Ces pressions aboutissent à une trêve de sept jours fin novembre 2023, en échange de la libération de 110 otages. Depuis, aucun accord n’a été trouvé entre un gouvernement israélien jusqu’au-boutiste et le Hamas, malgré les efforts immenses du Qatar, des Etats-Unis et de l’Egypte pour aboutir à des compromis. "Même les Qataris, qui ont quand même servi d’intermédiaires pour les talibans, deviennent fous avec ces négociations, décrit un diplomate proche des débats. En public, le Hamas communique sur les efforts qu’il serait prêt à faire, rendant les Israéliens responsables de tous les blocages mais en réalité, chaque camp reste sur ses positions et a tout intérêt à maintenir cet état de guerre."

Face à ces blocages, le Qatar hausse le ton ces dernières semaines. "Les Qataris sont très frustrés par l’attitude du Hamas, affirme Gerd Nonneman. Les Occidentaux font pression sur les dirigeants qataris pour qu’eux-mêmes mettent le Hamas sous pression. Dès que le Qatar aura le feu vert des Etats-Unis pour fermer ce bureau politique, il le fera. Mais tant qu’il y a des otages, ce canal de communication avec le Hamas reste indispensable aux Occidentaux et aux Israéliens."

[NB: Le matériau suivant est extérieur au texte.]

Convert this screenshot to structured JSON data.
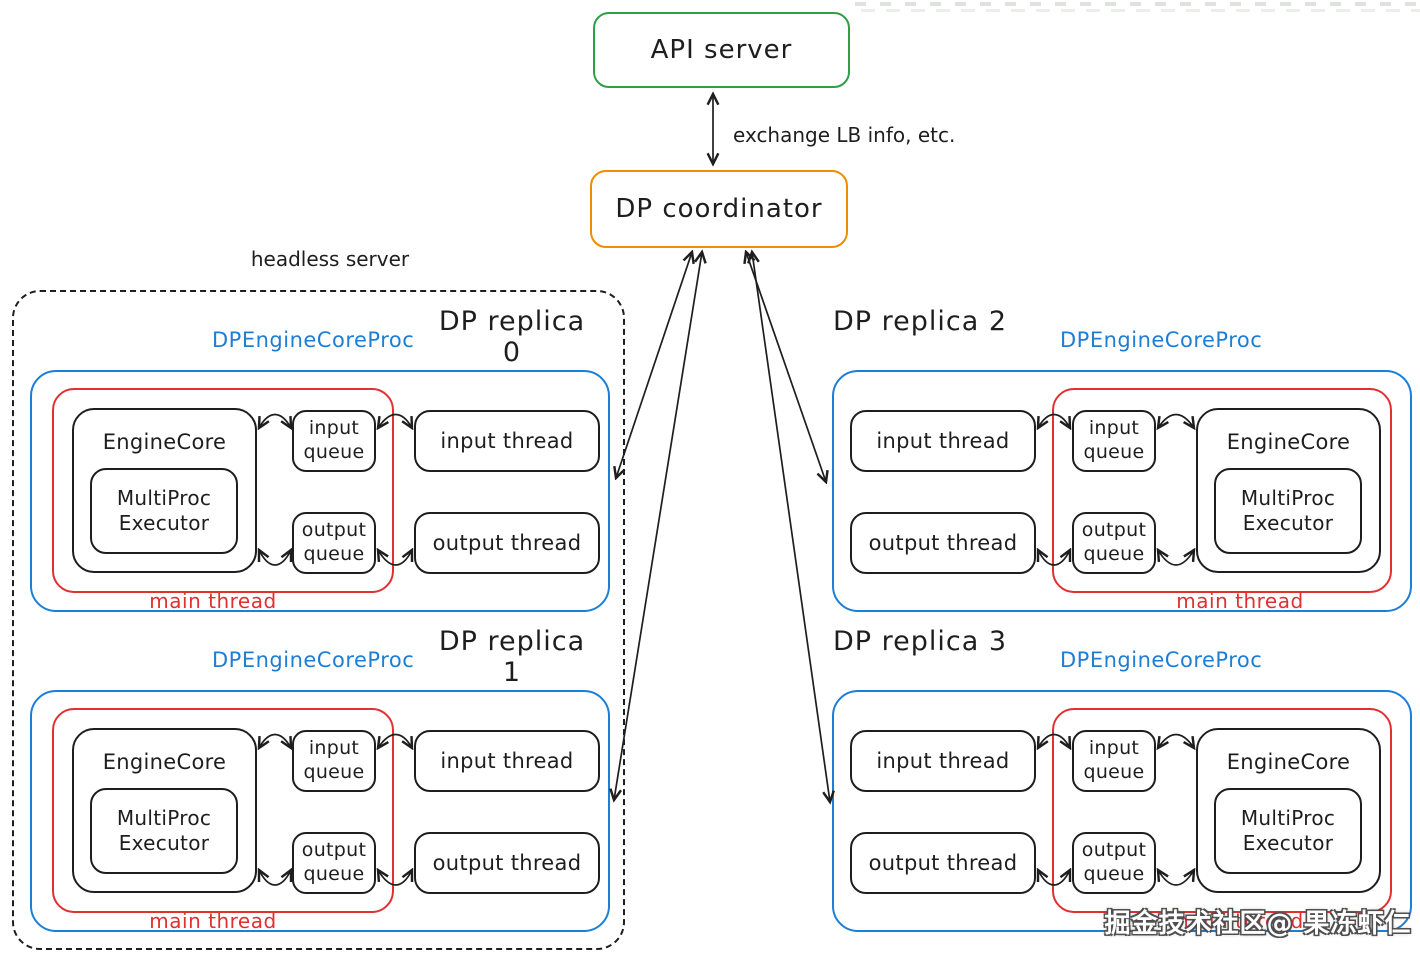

Se pose alors la question d’un éventuel nouvel exode du Hamas. Mais pour aller où ? "Le Hamas a pour tradition d’errer d’un lieu à l’autre, rappelle Michael Milshtein, spécialiste des mouvements palestiniens au Moshe Dayan Center, à Tel Aviv. De Jordanie ils sont partis pour la Syrie, puis vers le Qatar. Déménager ne sera pas un traumatisme pour eux, même s’il est évident que le Qatar reste l’endroit idéal pour les cadres du Hamas : ils y sont complètement libres, Doha leur fournit d’importantes ressources financières et ils disposent de toutes les infrastructures médiatiques, surtout Al-Jazeera, pour diffuser leur communication."

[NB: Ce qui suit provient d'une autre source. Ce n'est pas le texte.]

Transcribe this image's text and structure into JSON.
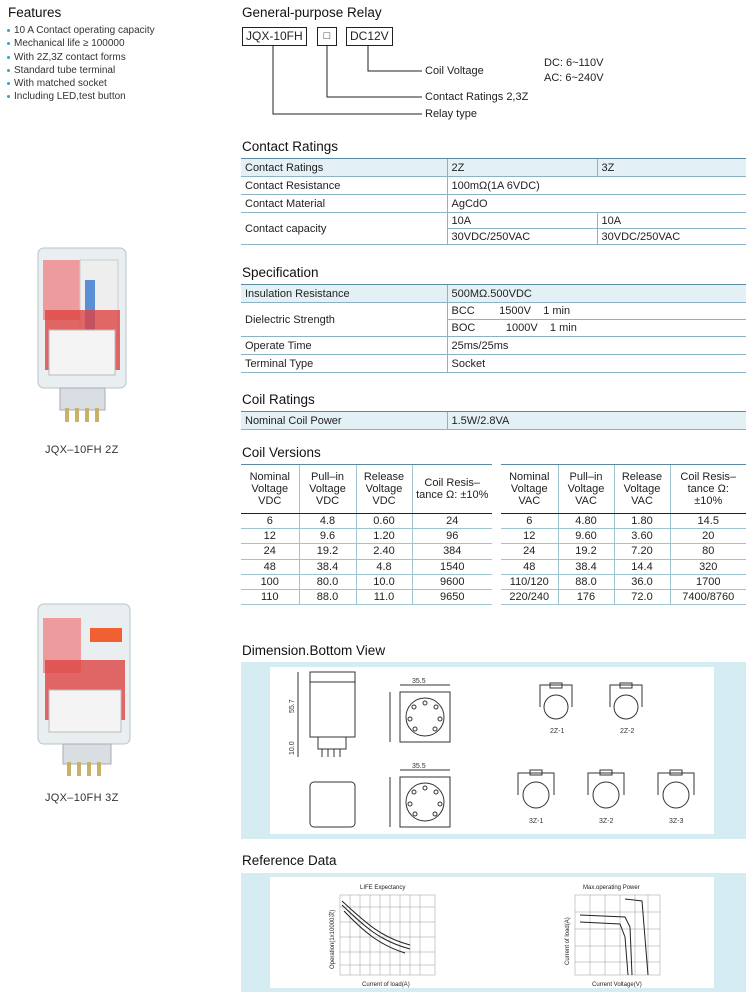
{
  "features": {
    "title": "Features",
    "items": [
      "10 A Contact operating capacity",
      "Mechanical life ≥ 100000",
      "With 2Z,3Z contact forms",
      "Standard tube terminal",
      "With matched socket",
      "Including LED,test button"
    ]
  },
  "general": {
    "title": "General-purpose Relay",
    "code_model": "JQX-10FH",
    "code_box": "□",
    "code_voltage": "DC12V",
    "coil_voltage_label": "Coil Voltage",
    "dc_range": "DC: 6~110V",
    "ac_range": "AC: 6~240V",
    "contact_label": "Contact Ratings 2,3Z",
    "relay_type_label": "Relay type"
  },
  "contact_ratings": {
    "title": "Contact Ratings",
    "header": [
      "Contact Ratings",
      "2Z",
      "3Z"
    ],
    "resistance": [
      "Contact Resistance",
      "100mΩ(1A 6VDC)"
    ],
    "material": [
      "Contact Material",
      "AgCdO"
    ],
    "capacity_label": "Contact capacity",
    "capacity_amp": [
      "10A",
      "10A"
    ],
    "capacity_volt": [
      "30VDC/250VAC",
      "30VDC/250VAC"
    ]
  },
  "specification": {
    "title": "Specification",
    "insulation": [
      "Insulation Resistance",
      "500MΩ.500VDC"
    ],
    "dielectric_label": "Dielectric Strength",
    "bcc": "BCC        1500V    1 min",
    "boc": "BOC          1000V    1 min",
    "operate": [
      "Operate Time",
      "25ms/25ms"
    ],
    "terminal": [
      "Terminal Type",
      "Socket"
    ]
  },
  "coil_ratings": {
    "title": "Coil Ratings",
    "row": [
      "Nominal Coil Power",
      "1.5W/2.8VA"
    ]
  },
  "coil_versions": {
    "title": "Coil Versions",
    "dc_headers": [
      "Nominal Voltage VDC",
      "Pull–in Voltage VDC",
      "Release Voltage VDC",
      "Coil Resis– tance Ω: ±10%"
    ],
    "dc_rows": [
      [
        "6",
        "4.8",
        "0.60",
        "24"
      ],
      [
        "12",
        "9.6",
        "1.20",
        "96"
      ],
      [
        "24",
        "19.2",
        "2.40",
        "384"
      ],
      [
        "48",
        "38.4",
        "4.8",
        "1540"
      ],
      [
        "100",
        "80.0",
        "10.0",
        "9600"
      ],
      [
        "110",
        "88.0",
        "11.0",
        "9650"
      ]
    ],
    "ac_headers": [
      "Nominal Voltage VAC",
      "Pull–in Voltage VAC",
      "Release Voltage VAC",
      "Coil Resis– tance Ω: ±10%"
    ],
    "ac_rows": [
      [
        "6",
        "4.80",
        "1.80",
        "14.5"
      ],
      [
        "12",
        "9.60",
        "3.60",
        "20"
      ],
      [
        "24",
        "19.2",
        "7.20",
        "80"
      ],
      [
        "48",
        "38.4",
        "14.4",
        "320"
      ],
      [
        "110/120",
        "88.0",
        "36.0",
        "1700"
      ],
      [
        "220/240",
        "176",
        "72.0",
        "7400/8760"
      ]
    ]
  },
  "dimension": {
    "title": "Dimension.Bottom View",
    "dim_35_5": "35.5",
    "dim_55_7": "55.7",
    "dim_10_0": "10.0",
    "labels": [
      "2Z-1",
      "2Z-2",
      "3Z-1",
      "3Z-2",
      "3Z-3"
    ]
  },
  "reference": {
    "title": "Reference Data",
    "life_title": "LIFE  Expectancy",
    "life_ylabel": "Operation(1x10000次)",
    "life_xlabel": "Current of load(A)",
    "power_title": "Max.operating Power",
    "power_ylabel": "Current of load(A)",
    "power_xlabel": "Current Voltage(V)"
  },
  "captions": {
    "relay_2z": "JQX–10FH  2Z",
    "relay_3z": "JQX–10FH  3Z"
  }
}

En coulisses, la question de la prochaine destination du Hamas suscite de nombreuses rumeurs. Plusieurs pays se dégagent : l’Algérie d’abord, où se sont déjà installés des membres de l’organisation ces derniers mois. Mais l’éloignement géographique rend cette option difficile. Comment prétendre gérer des territoires palestiniens en s’installant à 3000 kilomètres, dans un pays du Maghreb ? La Turquie ne pose pas ce problème. Des dirigeants du Hamas effectuent déjà des allers-retours réguliers à Istanbul et Recep Tayyip Erdogan se veut proche des racines de l’organisation palestinienne, issue des Frères musulmans. "Mais là aussi ce n’est pas idéal, puisque la Turquie d’Erdogan a toujours ses propres calculs politiques en tête et fait partie de l’Otan", estime Gerd Nonneman. L’option la plus sage serait Oman, un pays du Golfe qui pèse encore peu sur la scène régionale, mais cherche à développer ses atouts diplomatiques.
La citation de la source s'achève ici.